By Michael Kolomenkin, AI Researcher
Google “the essential skills of a data scientist”. The top results are long lists of technical terms, named hard skills. Python, algebra, statistics, and SQL are some of the most popular ones. Later, there come soft skills — communication, business acumen, team player, etc.
Let’s pretend that you are a super-human possessing all the above abilities. You code from the age of five, you are a Kaggle grandmaster and your conference papers are guaranteed to get a best-paper award. And you know what? There is still a very high chance that your projects struggle to reach maturity and become full-fledged commercial products.
Recent studies estimate that more than 85% of data science projects fail to reach production. The studies provide numerous reasons for the failures. And I have not seen the so-called essential skills mentioned even once as a potential reason.
Am I saying that the above skills are not important? Of course, I’m not. Both hard and soft skills are vital. The point is that they are necessary, but not sufficient. Moreover, they are popular and appear on every google search. So the chance is that you already know if you need to improve your math proficiency or teamwork.
I want to talk about the skills that complement popular hard and soft skills.

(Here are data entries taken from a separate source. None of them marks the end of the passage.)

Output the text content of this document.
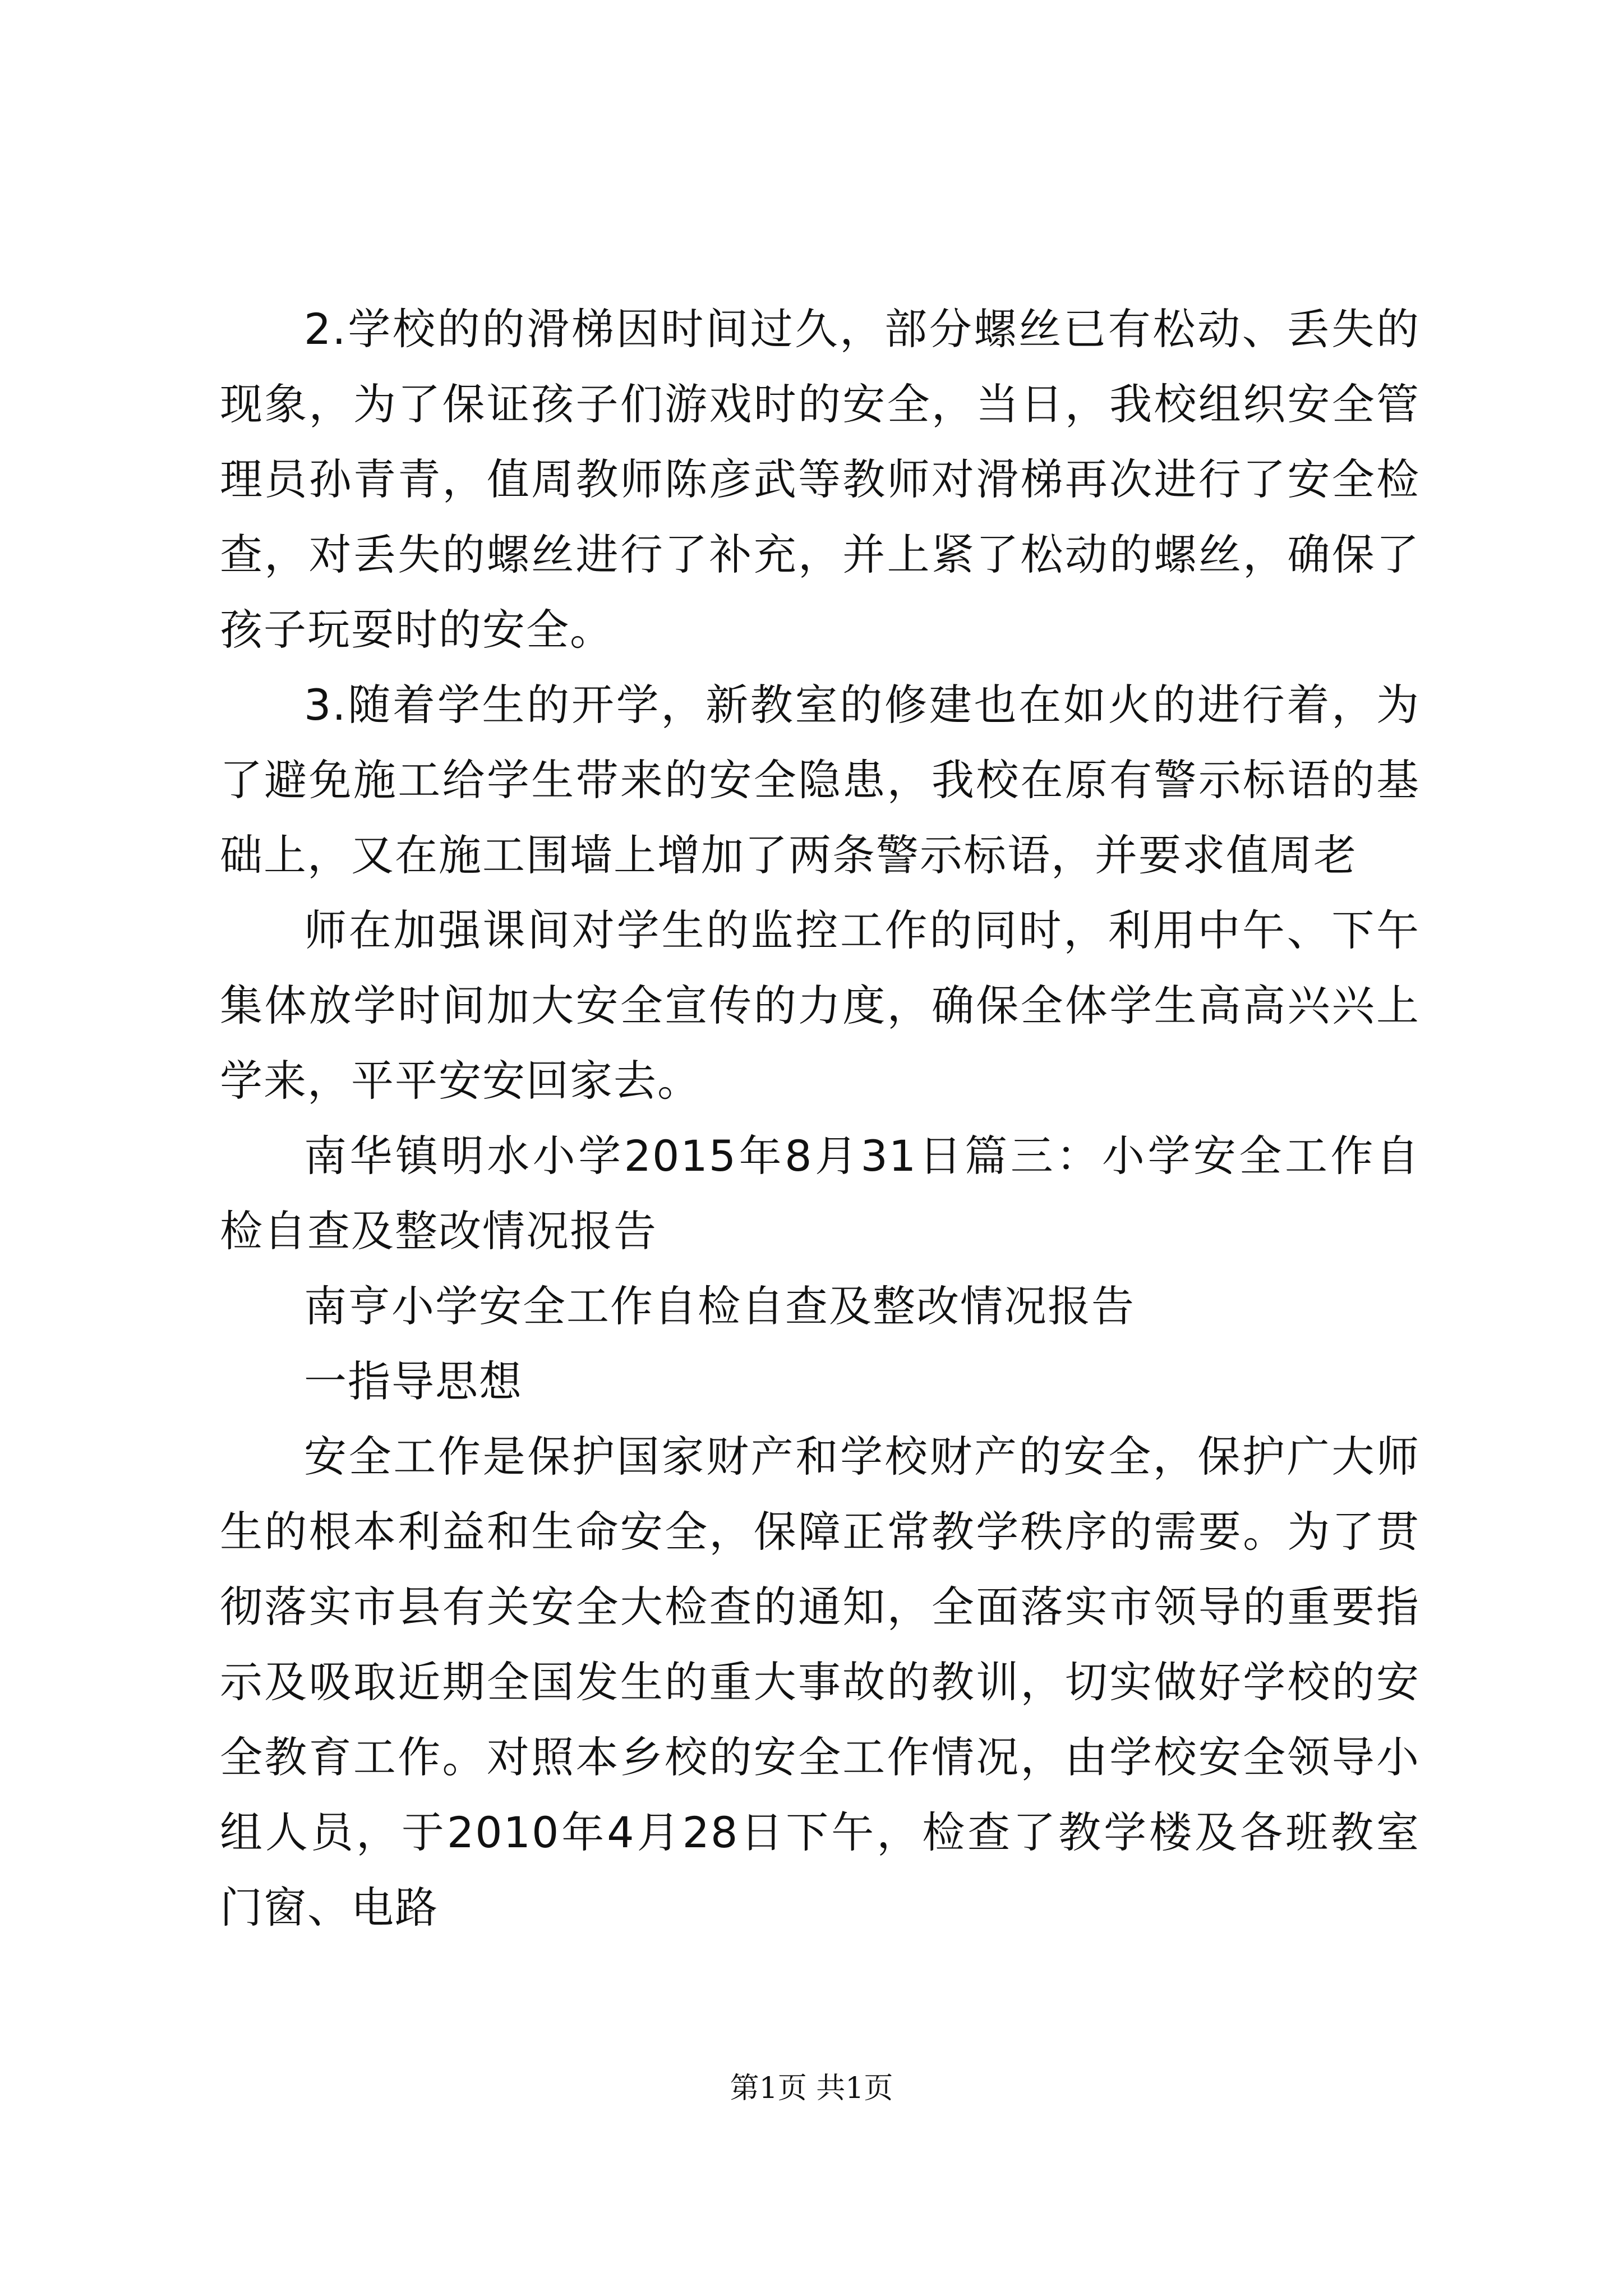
2.学校的的滑梯因时间过久，部分螺丝已有松动、丢失的现象，为了保证孩子们游戏时的安全，当日，我校组织安全管理员孙青青，值周教师陈彦武等教师对滑梯再次进行了安全检查，对丢失的螺丝进行了补充，并上紧了松动的螺丝，确保了孩子玩耍时的安全。

3.随着学生的开学，新教室的修建也在如火的进行着，为了避免施工给学生带来的安全隐患，我校在原有警示标语的基础上，又在施工围墙上增加了两条警示标语，并要求值周老

师在加强课间对学生的监控工作的同时，利用中午、下午集体放学时间加大安全宣传的力度，确保全体学生高高兴兴上学来，平平安安回家去。

南华镇明水小学2015年8月31日篇三：小学安全工作自检自查及整改情况报告

南亨小学安全工作自检自查及整改情况报告

一指导思想

安全工作是保护国家财产和学校财产的安全，保护广大师生的根本利益和生命安全，保障正常教学秩序的需要。为了贯彻落实市县有关安全大检查的通知，全面落实市领导的重要指示及吸取近期全国发生的重大事故的教训，切实做好学校的安全教育工作。对照本乡校的安全工作情况，由学校安全领导小组人员，于2010年4月28日下午，检查了教学楼及各班教室门窗、电路

第1页 共1页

I call them engineering skills. They are especially useful for building real products with real customers. Regretfully, engineering skills are seldom taught to data scientists. They come with experience. Most junior data scientists lack them.
Engineering skills have nothing to do with the area of data engineering. I use the term engineering skills to distinguish them from purely scientific or research skills. According to the Cambridge dictionary, engineering is the use of scientific principles to design and build machines, structures, and other items. In this paper, engineering is the enabler component that transforms science into products. Without proper engineering, the models will keep performing on predefined datasets. But they will never get to real customers.
The important and often neglected skills are:
- Simplicity. Make sure your code and your models are simple, but not simplistic.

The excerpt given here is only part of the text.